ANC Control

Spring 2010 Hypotheses

Beginning of the Semester

We would like to demonstrate that our lime feeder can run for at least 12 hours with the effluent saturated with dissolved lime (pH 12.6). However, the Fall '09 team was unable to reach to this target with a number of trials. This semester we initially laid out three hypotheses which we believed could account for or contribute to the effluent pH dropping prematurely.

1. The presence of carbonate in the tap water used reacts with the dissolved calcium ions to form a white precipitate which coats the lime particles and inhibits further dissolution.
2. The fluidized bed is not well-maintained by the upflow velocity. When the lime settles into a dense bed at the bottom of the apparatus, preferential flow paths lead to insufficient contact time for full dissolution.
3. Also related to kinetics, the density of lime particles in the fluidized bed may decline as solid lime is lost with the effluent, so that there is not enough available solid lime surface area for the solution to become saturated within the given residence time.

Rejection of Initial Ideas

The tests this semester which used distilled water, which should not contain carbonate ions, still failed prematurely, leading to the rejection of the first hypothesis as the primary reason the feeder does not work. A suitable upflow velocity which maintains a fairly uniform fluidized bed was also found, so that the second hypothesis could be eliminated as the mechanism for failure. Because the new feeder design with a large-diameter upper arm is successful in keeping the particles out of the effluent, the third hypothesis of particle thinning does not likely explain the failure of our experiments, although the true failure mechanism may be related.

Current Thinking

Having eliminated the possibility of chemical interference, we now believe that the problem is related to kinetics. Perhaps the most important variable in determining whether the solution can reach saturation within the reactor's residence time is the surface area over which the water is contacting the solid lime. This is very closely tied to particle size distribution. To maximize available surface area, we would like to maximize the area-to-volume ratio, which is inversely proportional to the particle diameter. In other words, for a given volume of lime, smaller particle sizes yield more available surface area for dissolution.

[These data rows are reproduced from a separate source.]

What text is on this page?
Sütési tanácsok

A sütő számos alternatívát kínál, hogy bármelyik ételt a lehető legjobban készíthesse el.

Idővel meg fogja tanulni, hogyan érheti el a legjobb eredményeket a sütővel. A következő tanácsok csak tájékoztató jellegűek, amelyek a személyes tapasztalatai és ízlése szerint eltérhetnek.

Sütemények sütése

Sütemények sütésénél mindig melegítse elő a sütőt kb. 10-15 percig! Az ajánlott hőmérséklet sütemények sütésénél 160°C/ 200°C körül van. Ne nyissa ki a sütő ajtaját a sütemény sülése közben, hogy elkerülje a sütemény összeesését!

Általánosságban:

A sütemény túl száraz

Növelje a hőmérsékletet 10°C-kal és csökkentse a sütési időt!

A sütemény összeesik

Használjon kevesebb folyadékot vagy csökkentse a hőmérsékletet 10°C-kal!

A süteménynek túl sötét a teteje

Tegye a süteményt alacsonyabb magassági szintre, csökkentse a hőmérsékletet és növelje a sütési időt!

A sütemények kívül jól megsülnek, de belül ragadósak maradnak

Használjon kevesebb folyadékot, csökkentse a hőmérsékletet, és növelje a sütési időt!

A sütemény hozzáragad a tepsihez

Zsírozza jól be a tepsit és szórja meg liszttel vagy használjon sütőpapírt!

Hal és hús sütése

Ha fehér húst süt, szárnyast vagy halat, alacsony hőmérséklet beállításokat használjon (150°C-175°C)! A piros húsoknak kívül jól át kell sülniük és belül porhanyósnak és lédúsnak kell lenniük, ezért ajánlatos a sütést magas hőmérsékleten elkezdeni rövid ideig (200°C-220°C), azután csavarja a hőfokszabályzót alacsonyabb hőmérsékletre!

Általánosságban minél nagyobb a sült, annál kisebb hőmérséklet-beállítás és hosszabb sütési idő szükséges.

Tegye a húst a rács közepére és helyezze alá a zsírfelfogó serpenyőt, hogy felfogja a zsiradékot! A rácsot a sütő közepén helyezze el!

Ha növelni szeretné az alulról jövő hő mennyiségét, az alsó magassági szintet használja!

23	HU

We now believe that the premature drop in effluent pH we observe may be due to a shift in the particle size distribution in the fluidized bed towards much larger particles, which decreases available surface area enough that reaction kinetics are no longer fast enough to provide a saturated effluent solution. We have come up with three hypotheses for why this could happen:

1. Lime particle flocculation has been observed within the fluidized bed. This has a dramatic effect on contact surface area. We know that it happens within several hours of the addition of lime in our tests, but we have not done enough yet to characterize this process.

2. When the lime slurry is added to the apparatus, there is a broad distribution of particle sizes. The reactor's success at producing saturated effluent initially may be due to the smallest particles in the distribution, which dissolve rapidly. The observed drop in effluent pH may come at the time when the last particles small enough to provide sufficient surface area for saturation have dissolved. The larger, more visible particles which remain may be much more limited in the extent to which they can be dissolved within the residence time of the reactor, so that alone they can only provide an effluent solution orders of magnitude less concentrated than saturation. This would be consistent with the observation that there is always a significant amount of solid lime left over in the reactor, regardless of how long the experiment ran. These large particles would take a very long time to dissolve.

3. The smallest particles, which have the lowest settling velocity, are the most prone to being lost with the effluent. Thus, when solid lime is lost, it contributes to the shift in particle size distribution towards larger particles.

A shift in the particle size distribution leading to insufficient surface area for dissolution is likely some combination of these three phenomena.

Preferential flow paths through the "clearest" water in the reactor may also be a mechanism which contributes to the reactor's failure. For example, when the large apparatus is loaded with 200 grams of lime with a flow rate of 120 ml/min, a significant amount of lime remains suspended in the upper slanted segment, but it settles to the lower side of the tube while a clean stream of water flows up the upper side, avoiding further lime dissolution.